La prueba está en Belbex, la primera red social de empresas que integra un mercado B2B de activos inmobiliarios. Esta innovadora solución tecnológica facilita el encuentro entre firmas interesadas en vender, comprar o alquilar inmuebles singulares. Como misión se ha impuesto contribuir al desarrollo del mercado inmobiliario mayorista y agilizar las operaciones de inversión y alquiler entre sus usuarios: consultoras inmobiliarias, promotores, fondos, entidades financieras, aseguradoras y ‘family offices’, entre otros.

La plataforma está desarrollada a partir de una red social empresarial, en la que cada miembro puede gestionar, exponer y explorar activos y demandas inmobiliarias de inversión y de alquiler. La tecnología se complementa con el asesoramiento del equipo de Belbex, unos expertos que cuentan con una nada desdeñable trayectoria profesional en el mundo de la consultoría y el sector inmobiliario.

Casi todos los profesionales (no llegan a la decena) que se embarcaron hace poco más de un año en esta aventura habían trabajado anteriormente como asesores de negocio en firmas como Boston Consulting o PriceWaterhouseCoopers. Y algunos de ellos habían dado, después, el paso al mercado inmobiliario. “Yo estuve seis años como promotor, sobre todo en el área residencial”, explica el presidente de Belbex, Juan Menduiña.

Pero la llegada de la crisis económica les hizo replantearse su futuro: “lo de promover se acabó”. Sin embargo, observaron que estaban empezando a venir a España fondos inmobiliarios procedentes de otros países, sobre todo de Estados Unidos, buscando oportunidades. Según recuerda Menduiña, “los responsables de esos fondos llegaban para reunirse aquí con muchas empresas y entidades financieras pero apenas disponían de una semana para ello, por lo que terminaban viendo sólo a unas pocas”.
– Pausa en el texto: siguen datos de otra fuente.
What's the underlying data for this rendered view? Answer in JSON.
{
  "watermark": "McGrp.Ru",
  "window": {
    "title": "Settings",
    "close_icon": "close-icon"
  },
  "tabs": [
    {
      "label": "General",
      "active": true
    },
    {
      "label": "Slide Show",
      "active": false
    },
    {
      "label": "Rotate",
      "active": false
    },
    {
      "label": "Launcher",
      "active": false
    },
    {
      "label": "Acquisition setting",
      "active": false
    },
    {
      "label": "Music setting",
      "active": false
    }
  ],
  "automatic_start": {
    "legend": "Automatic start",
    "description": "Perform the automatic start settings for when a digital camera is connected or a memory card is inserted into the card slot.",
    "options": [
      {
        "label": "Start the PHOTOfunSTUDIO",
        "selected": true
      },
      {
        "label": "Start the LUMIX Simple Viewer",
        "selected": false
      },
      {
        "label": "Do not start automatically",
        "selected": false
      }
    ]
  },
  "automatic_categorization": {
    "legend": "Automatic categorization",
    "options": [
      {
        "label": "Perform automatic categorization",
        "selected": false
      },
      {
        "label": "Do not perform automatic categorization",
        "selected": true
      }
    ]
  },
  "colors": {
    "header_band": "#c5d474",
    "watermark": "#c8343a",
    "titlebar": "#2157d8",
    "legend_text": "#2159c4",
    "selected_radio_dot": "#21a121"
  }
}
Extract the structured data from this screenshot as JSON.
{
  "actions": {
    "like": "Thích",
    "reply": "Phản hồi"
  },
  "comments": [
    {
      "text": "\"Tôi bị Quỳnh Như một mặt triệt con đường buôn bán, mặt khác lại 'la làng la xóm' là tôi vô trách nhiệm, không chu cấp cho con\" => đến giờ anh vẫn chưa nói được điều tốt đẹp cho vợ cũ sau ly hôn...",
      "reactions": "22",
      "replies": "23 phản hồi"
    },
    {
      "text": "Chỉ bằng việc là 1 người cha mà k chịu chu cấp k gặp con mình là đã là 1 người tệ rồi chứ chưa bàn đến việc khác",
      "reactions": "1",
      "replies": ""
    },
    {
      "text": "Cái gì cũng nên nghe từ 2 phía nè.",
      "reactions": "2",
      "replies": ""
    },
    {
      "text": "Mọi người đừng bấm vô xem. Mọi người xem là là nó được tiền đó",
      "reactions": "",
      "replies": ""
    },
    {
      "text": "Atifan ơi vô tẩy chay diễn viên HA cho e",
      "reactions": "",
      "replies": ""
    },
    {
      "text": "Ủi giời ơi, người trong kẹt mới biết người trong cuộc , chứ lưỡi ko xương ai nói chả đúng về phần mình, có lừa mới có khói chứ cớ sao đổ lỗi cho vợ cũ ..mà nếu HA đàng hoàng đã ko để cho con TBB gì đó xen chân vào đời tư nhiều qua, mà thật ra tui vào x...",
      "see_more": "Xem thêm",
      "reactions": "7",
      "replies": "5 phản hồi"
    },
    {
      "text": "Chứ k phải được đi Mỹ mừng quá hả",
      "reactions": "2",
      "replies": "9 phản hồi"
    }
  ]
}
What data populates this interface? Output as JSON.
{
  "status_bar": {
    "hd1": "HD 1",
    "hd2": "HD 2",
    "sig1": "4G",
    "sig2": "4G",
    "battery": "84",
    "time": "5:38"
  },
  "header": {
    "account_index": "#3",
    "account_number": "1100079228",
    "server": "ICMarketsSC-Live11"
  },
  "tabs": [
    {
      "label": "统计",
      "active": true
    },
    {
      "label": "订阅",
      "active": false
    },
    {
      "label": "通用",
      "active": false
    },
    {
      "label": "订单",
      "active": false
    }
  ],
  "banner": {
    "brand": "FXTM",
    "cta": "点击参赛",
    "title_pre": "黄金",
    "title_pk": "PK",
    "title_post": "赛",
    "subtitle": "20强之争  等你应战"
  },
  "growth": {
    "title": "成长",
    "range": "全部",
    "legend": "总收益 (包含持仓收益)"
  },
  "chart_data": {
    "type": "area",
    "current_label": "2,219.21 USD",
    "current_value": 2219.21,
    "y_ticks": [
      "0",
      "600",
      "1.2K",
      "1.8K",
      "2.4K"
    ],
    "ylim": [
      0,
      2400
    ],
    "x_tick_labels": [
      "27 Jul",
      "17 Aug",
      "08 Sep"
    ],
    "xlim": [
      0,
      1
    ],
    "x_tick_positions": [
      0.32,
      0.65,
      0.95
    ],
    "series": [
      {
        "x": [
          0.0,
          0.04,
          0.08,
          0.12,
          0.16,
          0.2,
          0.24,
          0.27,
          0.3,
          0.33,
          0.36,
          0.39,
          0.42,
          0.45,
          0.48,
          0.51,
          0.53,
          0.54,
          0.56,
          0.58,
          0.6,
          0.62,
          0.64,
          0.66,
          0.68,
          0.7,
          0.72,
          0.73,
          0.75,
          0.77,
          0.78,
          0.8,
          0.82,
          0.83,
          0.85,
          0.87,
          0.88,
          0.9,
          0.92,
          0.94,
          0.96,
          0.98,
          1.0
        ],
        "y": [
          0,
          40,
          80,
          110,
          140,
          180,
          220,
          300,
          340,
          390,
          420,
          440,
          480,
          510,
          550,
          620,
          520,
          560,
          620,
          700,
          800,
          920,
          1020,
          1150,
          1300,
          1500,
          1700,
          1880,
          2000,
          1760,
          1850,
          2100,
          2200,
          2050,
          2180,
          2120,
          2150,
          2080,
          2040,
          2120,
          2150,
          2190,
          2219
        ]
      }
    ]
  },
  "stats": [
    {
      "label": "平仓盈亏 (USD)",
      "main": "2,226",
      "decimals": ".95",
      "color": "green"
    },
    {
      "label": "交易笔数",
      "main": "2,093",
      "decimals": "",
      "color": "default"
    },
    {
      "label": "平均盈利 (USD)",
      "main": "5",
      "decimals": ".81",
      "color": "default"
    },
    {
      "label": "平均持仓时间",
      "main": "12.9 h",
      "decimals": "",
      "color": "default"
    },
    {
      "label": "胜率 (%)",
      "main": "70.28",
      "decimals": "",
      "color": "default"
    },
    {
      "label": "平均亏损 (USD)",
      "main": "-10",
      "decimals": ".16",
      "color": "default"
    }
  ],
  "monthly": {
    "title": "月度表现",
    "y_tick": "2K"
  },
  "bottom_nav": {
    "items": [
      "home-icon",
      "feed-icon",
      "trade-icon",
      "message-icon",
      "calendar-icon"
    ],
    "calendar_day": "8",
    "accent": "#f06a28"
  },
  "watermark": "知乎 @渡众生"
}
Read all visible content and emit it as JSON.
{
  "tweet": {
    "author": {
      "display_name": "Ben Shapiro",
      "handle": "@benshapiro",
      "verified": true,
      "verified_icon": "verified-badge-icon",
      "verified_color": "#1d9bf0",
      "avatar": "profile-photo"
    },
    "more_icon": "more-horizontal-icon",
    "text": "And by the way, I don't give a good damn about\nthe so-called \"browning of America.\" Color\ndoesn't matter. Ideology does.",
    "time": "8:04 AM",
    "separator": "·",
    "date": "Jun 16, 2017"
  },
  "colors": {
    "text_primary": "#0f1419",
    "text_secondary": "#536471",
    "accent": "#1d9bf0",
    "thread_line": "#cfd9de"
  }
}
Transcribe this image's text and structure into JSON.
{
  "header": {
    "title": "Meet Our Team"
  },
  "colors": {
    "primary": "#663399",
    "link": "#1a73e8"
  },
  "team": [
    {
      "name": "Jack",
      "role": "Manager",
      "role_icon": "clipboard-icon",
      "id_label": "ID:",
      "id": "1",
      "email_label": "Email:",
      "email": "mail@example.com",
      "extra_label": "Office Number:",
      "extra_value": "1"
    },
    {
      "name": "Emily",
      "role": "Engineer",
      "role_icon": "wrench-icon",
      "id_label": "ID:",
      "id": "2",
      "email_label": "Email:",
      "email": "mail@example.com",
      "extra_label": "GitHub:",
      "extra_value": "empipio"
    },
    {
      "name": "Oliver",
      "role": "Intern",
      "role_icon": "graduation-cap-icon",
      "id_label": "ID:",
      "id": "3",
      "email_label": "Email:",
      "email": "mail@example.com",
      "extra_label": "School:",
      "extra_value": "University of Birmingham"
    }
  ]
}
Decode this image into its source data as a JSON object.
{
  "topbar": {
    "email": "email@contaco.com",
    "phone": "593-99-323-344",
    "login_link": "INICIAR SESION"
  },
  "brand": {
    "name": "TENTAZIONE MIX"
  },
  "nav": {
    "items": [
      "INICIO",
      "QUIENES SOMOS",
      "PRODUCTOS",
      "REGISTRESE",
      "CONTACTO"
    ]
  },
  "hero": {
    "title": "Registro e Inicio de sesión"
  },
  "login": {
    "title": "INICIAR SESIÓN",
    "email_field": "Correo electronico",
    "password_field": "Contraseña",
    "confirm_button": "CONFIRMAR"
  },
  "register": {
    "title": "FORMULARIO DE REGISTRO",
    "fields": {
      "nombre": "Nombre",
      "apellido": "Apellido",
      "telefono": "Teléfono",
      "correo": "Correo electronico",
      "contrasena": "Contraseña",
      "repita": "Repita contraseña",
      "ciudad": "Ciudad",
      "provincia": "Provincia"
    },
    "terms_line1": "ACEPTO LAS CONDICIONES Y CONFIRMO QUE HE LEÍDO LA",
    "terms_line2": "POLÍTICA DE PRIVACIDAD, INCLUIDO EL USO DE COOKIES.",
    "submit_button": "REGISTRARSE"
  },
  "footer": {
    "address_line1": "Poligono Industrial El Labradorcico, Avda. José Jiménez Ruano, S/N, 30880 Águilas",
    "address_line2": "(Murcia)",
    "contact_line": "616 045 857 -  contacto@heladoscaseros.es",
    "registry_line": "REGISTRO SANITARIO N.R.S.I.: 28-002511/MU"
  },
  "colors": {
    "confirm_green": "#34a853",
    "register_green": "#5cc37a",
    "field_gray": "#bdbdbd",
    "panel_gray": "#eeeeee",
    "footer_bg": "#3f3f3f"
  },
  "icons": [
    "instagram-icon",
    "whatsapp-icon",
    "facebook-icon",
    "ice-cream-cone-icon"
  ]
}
Entonces, Menduiña y sus amigos decidieron poner en marcha la idea, que ya existía en Estados Unidos, basada en unas plataformas inmobiliarias B2B, que ponían en contacto entre sí a las empresas relacionadas con el sector inmobiliario. “Hay que tener en cuenta que el mercado mayorista de inversión ha caído a un 30% por ciento por lo que ahora, para hacer negocios, hay que buscar nuevos canales que permitan poder hablar ya no con 10 empresas, sino con 100”.

El presidente de Belbex reconoce que los esfuerzos para crear la empresa han sido titánicos: “muchas horas y dedicación, tanto en la parte tecnológica como en la comercial”. Pero ha valido la pena: “la tasa de aceptación es altísima”. Poco más de un año después de su lanzamiento, la firma cuenta ya con más de 300 clientes, entre los que se encuentra la mayor parte del Ibex 35, más de 2.500 millones de euros en valor de activos gestionados y 1.300 millones de euros en demandas de inversión. Unas cifras que no están nada mal para encontrarnos todavía en plena crisis económica. Lo dicho, aunque vengan mal dadas, no hay ningún sector maldito para hacer negocios cuando las ideas son buenas y la voluntad del emprendedor prima sobre el desánimo.